Mauricio Soria

Personal information
- Full name: Mauricio Ronald Soria Porillo
- Date of birth: 1 June 1966 (age 60)
- Place of birth: Cochabamba, Bolivia
- Height: 1.80 m (5 ft 11 in)
- Position: Goalkeeper

Senior career*
- Years: Team / Apps / (Gls)
- 1984–1987: Aurora /  / (0)
- 1987–1988: The Strongest /  / (0)
- 1989: Always Ready /  / (0)
- 1990: Destroyers /  / (0)
- 1991: Oriente Petrolero /  / (0)
- 1992–1993: Destroyers /  / (0)
- 1994–1996: Bolívar /  / (0)
- 1997–2002: Wilstermann /  / (0)
- 2002–2004: The Strongest /  / (0)
- 2005: Aurora /  / (0)

International career
- 1990–2003: Bolivia / 23 / (0)

Managerial career
- 2006–2007: Wilstermann
- 2007–2008: Real Potosí
- 2011–2012: The Strongest
- 2012: Wilstermann
- 2013: Real Potosí
- 2013–2014: Blooming
- 2014: Bolivia (interim)
- 2015: Bolivia
- 2016: The Strongest
- 2016: Blooming
- 2016–2018: Bolivia
- 2019: Oriente Petrolero
- 2019–2020: The Strongest
- 2021: Wilstermann
- 2022–2023: Guabirá
- 2023–2024: Aurora
- 2025–2026: Blooming
- 2026: Always Ready

= Mauricio Soria =

Bolivian footballer and manager (born 1966)

Mauricio Ronald Soria Portillo (born 1 June 1966) is a Bolivian football manager and former player who played as a goalkeeper.

==Playing career==
Soria was born in Cochabamba. At club level, he played for Wilstermann, Destroyers, The Strongest, Bolívar and Aurora in his country.

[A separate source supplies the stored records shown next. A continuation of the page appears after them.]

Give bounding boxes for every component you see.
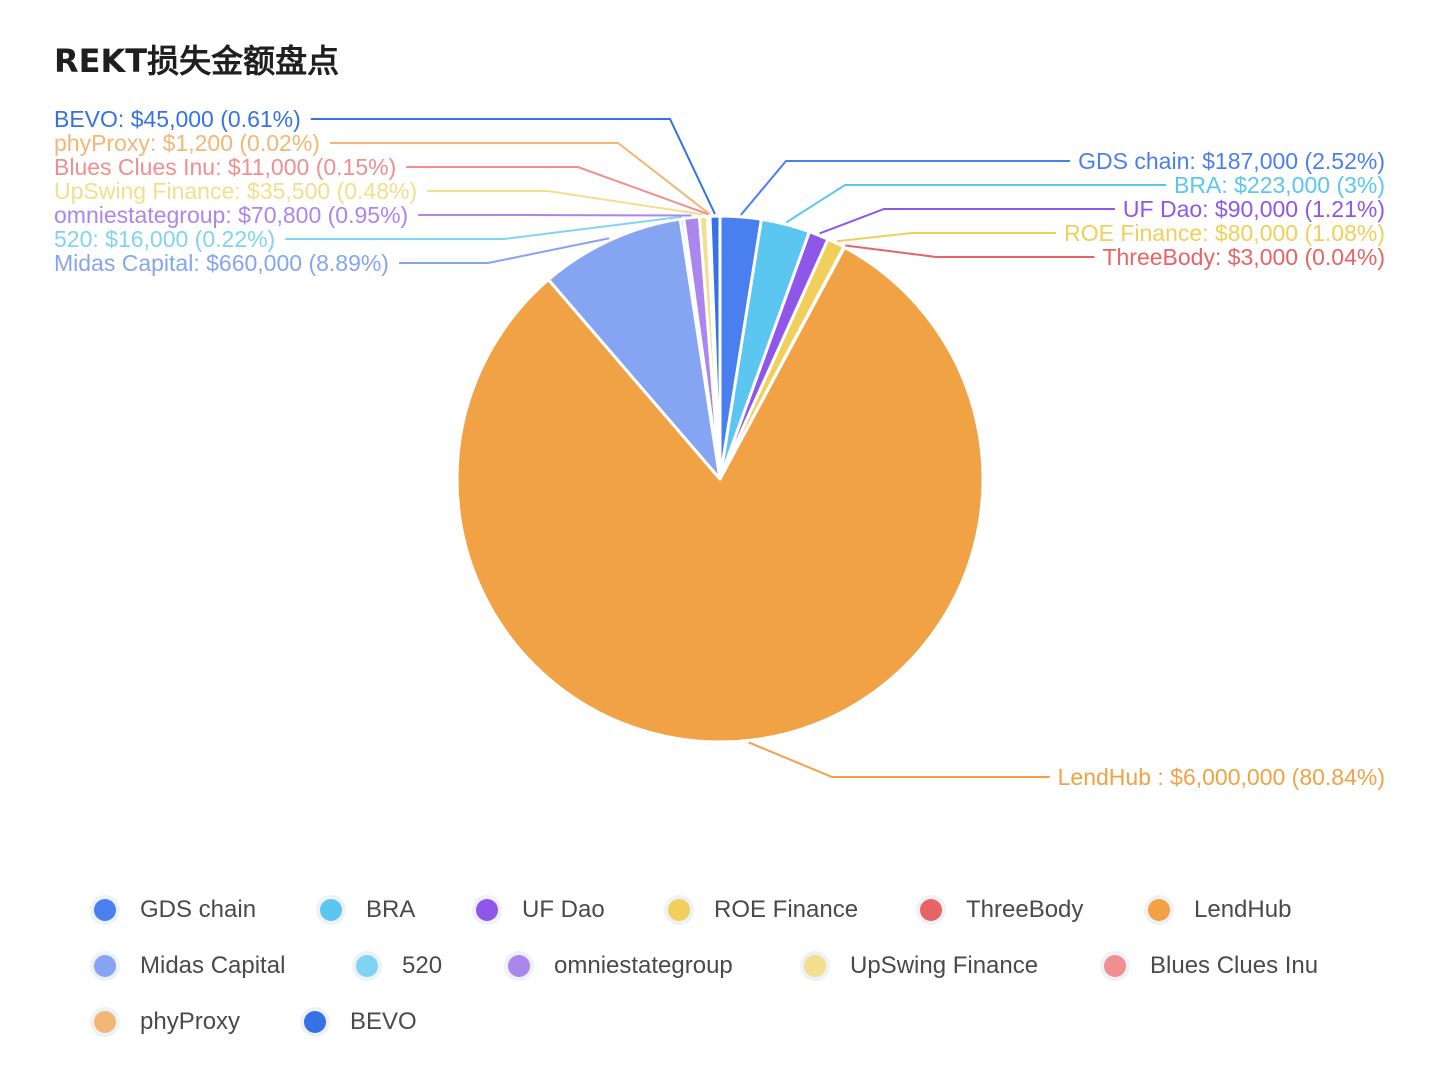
legend-item-midas-capital[interactable]: Midas Capital	[90, 952, 285, 980]
data-label-midas-capital: Midas Capital: $660,000 (8.89%)	[54, 250, 389, 276]
leader-line-gds-chain	[740, 160, 1071, 216]
legend-item-520[interactable]: 520	[352, 952, 442, 980]
legend-label: ROE Finance	[714, 896, 859, 923]
data-label-uf-dao: UF Dao: $90,000 (1.21%)	[1123, 196, 1385, 222]
data-labels-layer: GDS chain: $187,000 (2.52%)BRA: $223,000…	[54, 106, 1385, 790]
legend-label: phyProxy	[140, 1008, 241, 1035]
leader-line-phyproxy	[329, 142, 711, 215]
legend-label: UpSwing Finance	[850, 952, 1039, 979]
legend-marker-icon	[304, 1011, 326, 1033]
pie-slice-bevo[interactable]	[708, 214, 722, 481]
chart-title: REKT损失金额盘点	[54, 42, 340, 80]
legend-marker-icon	[508, 955, 530, 977]
legend-marker-icon	[94, 955, 116, 977]
pie-slice-lendhub[interactable]	[455, 245, 985, 744]
legend-label: ThreeBody	[966, 896, 1084, 923]
legend-item-omniestategroup[interactable]: omniestategroup	[504, 952, 733, 980]
legend-item-lendhub[interactable]: LendHub	[1144, 896, 1291, 924]
legend-marker-icon	[476, 899, 498, 921]
data-label-upswing-finance: UpSwing Finance: $35,500 (0.48%)	[54, 178, 417, 204]
legend-label: GDS chain	[140, 896, 257, 923]
legend-item-uf-dao[interactable]: UF Dao	[472, 896, 605, 924]
legend-marker-icon	[94, 1011, 116, 1033]
leader-line-520	[285, 215, 682, 240]
legend-marker-icon	[356, 955, 378, 977]
leader-line-lendhub	[748, 741, 1050, 778]
legend-label: omniestategroup	[554, 952, 733, 979]
leader-line-threebody	[845, 244, 1095, 258]
data-label-lendhub: LendHub : $6,000,000 (80.84%)	[1058, 764, 1385, 790]
legend-item-bra[interactable]: BRA	[316, 896, 415, 924]
legend-label: Midas Capital	[140, 952, 286, 979]
legend-item-roe-finance[interactable]: ROE Finance	[664, 896, 858, 924]
legend-marker-icon	[804, 955, 826, 977]
slices-layer	[455, 214, 985, 744]
data-label-omniestategroup: omniestategroup: $70,800 (0.95%)	[54, 202, 408, 228]
leader-line-uf-dao	[819, 208, 1115, 235]
legend-label: LendHub	[1194, 896, 1292, 923]
legend-marker-icon	[1104, 955, 1126, 977]
pie-slice-midas-capital[interactable]	[546, 217, 722, 481]
leader-line-roe-finance	[836, 232, 1057, 243]
legend-label: UF Dao	[522, 896, 605, 923]
data-label-phyproxy: phyProxy: $1,200 (0.02%)	[54, 130, 320, 156]
data-label-blues-clues-inu: Blues Clues Inu: $11,000 (0.15%)	[54, 154, 396, 180]
leader-line-upswing-finance	[427, 190, 704, 216]
legend-marker-icon	[920, 899, 942, 921]
leader-line-blues-clues-inu	[406, 166, 709, 216]
leader-line-midas-capital	[398, 237, 610, 264]
legend-marker-icon	[668, 899, 690, 921]
legend-label: 520	[402, 952, 443, 979]
legend-item-phyproxy[interactable]: phyProxy	[90, 1008, 240, 1036]
legend-item-threebody[interactable]: ThreeBody	[916, 896, 1083, 924]
leader-line-bra	[785, 184, 1167, 224]
legend-item-upswing-finance[interactable]: UpSwing Finance	[800, 952, 1038, 980]
leader-lines-layer	[285, 118, 1167, 778]
legend-item-blues-clues-inu[interactable]: Blues Clues Inu	[1100, 952, 1318, 980]
legend-label: BEVO	[350, 1008, 417, 1035]
legend-item-bevo[interactable]: BEVO	[300, 1008, 417, 1036]
data-label-bevo: BEVO: $45,000 (0.61%)	[54, 106, 301, 132]
leader-line-bevo	[310, 118, 716, 215]
data-label-520: 520: $16,000 (0.22%)	[54, 226, 275, 252]
legend-marker-icon	[94, 899, 116, 921]
legend-item-gds-chain[interactable]: GDS chain	[90, 896, 256, 924]
data-label-roe-finance: ROE Finance: $80,000 (1.08%)	[1064, 220, 1385, 246]
legend-marker-icon	[320, 899, 342, 921]
leader-line-omniestategroup	[418, 214, 692, 217]
data-label-bra: BRA: $223,000 (3%)	[1174, 172, 1385, 198]
legend-label: BRA	[366, 896, 416, 923]
legend-marker-icon	[1148, 899, 1170, 921]
data-label-gds-chain: GDS chain: $187,000 (2.52%)	[1078, 148, 1385, 174]
legend-label: Blues Clues Inu	[1150, 952, 1319, 979]
data-label-threebody: ThreeBody: $3,000 (0.04%)	[1102, 244, 1385, 270]
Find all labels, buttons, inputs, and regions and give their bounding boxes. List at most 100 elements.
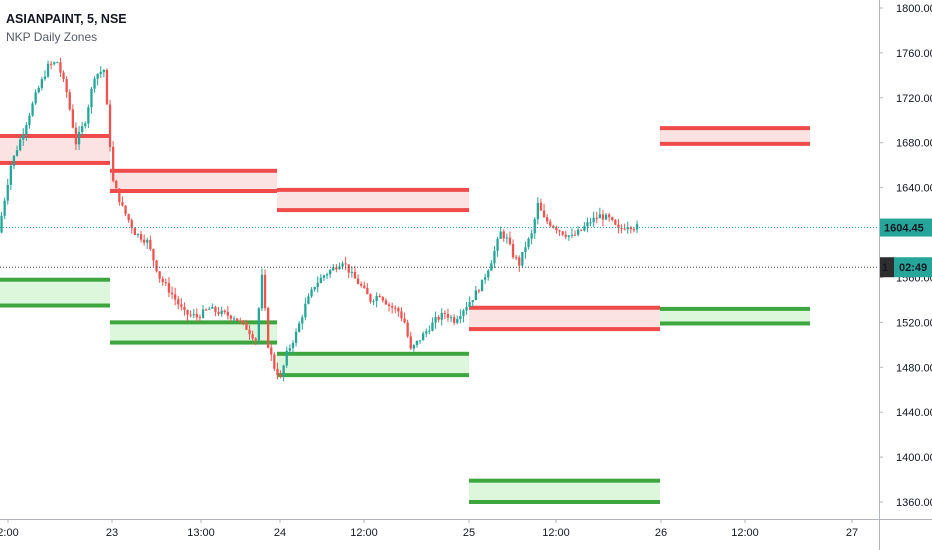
candle-body — [589, 222, 592, 224]
candle-body — [208, 308, 211, 310]
supply-zone-bottom — [469, 327, 660, 332]
candle-body — [614, 219, 617, 225]
candle-body — [552, 225, 555, 228]
candle-body — [260, 274, 264, 309]
candle-body — [236, 318, 239, 321]
candle-body — [158, 271, 161, 279]
candle-body — [604, 214, 608, 220]
supply-zone-fill — [0, 135, 110, 163]
candle-body — [161, 278, 164, 283]
candle-body — [205, 309, 208, 311]
candle-body — [555, 227, 558, 231]
candle-body — [539, 202, 543, 211]
demand-zone-fill — [110, 322, 277, 343]
candle-body — [412, 344, 415, 349]
candle-body — [186, 310, 189, 315]
demand-zone-top — [660, 306, 810, 311]
candle-body — [484, 277, 487, 280]
candle-body — [248, 329, 251, 335]
supply-zone-fill — [469, 307, 660, 330]
countdown-badge — [894, 257, 932, 278]
candle-body — [0, 215, 3, 233]
candle-body — [378, 295, 381, 298]
candle-body — [530, 233, 533, 239]
candle-body — [146, 239, 149, 243]
candle-body — [536, 202, 539, 220]
candle-body — [437, 316, 440, 320]
candle-body — [384, 300, 388, 305]
candle-body — [403, 318, 406, 323]
candle-body — [28, 115, 31, 126]
candle-body — [474, 290, 477, 301]
candle-body — [40, 79, 43, 88]
candle-body — [608, 214, 611, 218]
candle-body — [570, 234, 574, 236]
candle-body — [542, 210, 546, 218]
last-price-badge — [880, 218, 932, 237]
candle-body — [71, 109, 74, 128]
supply-zone-bottom — [0, 160, 110, 165]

Between 1990 and 2002, Soria capped for the Bolivia national team in 23 games. He was part of the squad in Copa America 1991, Copa America 1995 and Copa America 1997 when Bolivia finished as runners-up.

==Managerial career==
His debut as a manager occurred in July 2006, and it could not have been any better as Wilstermann won the 2006 Segundo Torneo league championship on December 3 of that year under his lead. During 2007 while managing Real Potosí, Soria won his second league title as he secured the 2007-Apertura for the lilas. He also had a short spell with the Bolivia national team as the manager participating in Copa America 2015 held in Chile. He was waived by the Bolivian Football Federation at the conclusion of the tournament and appointed Julio César Baldivieso in his place.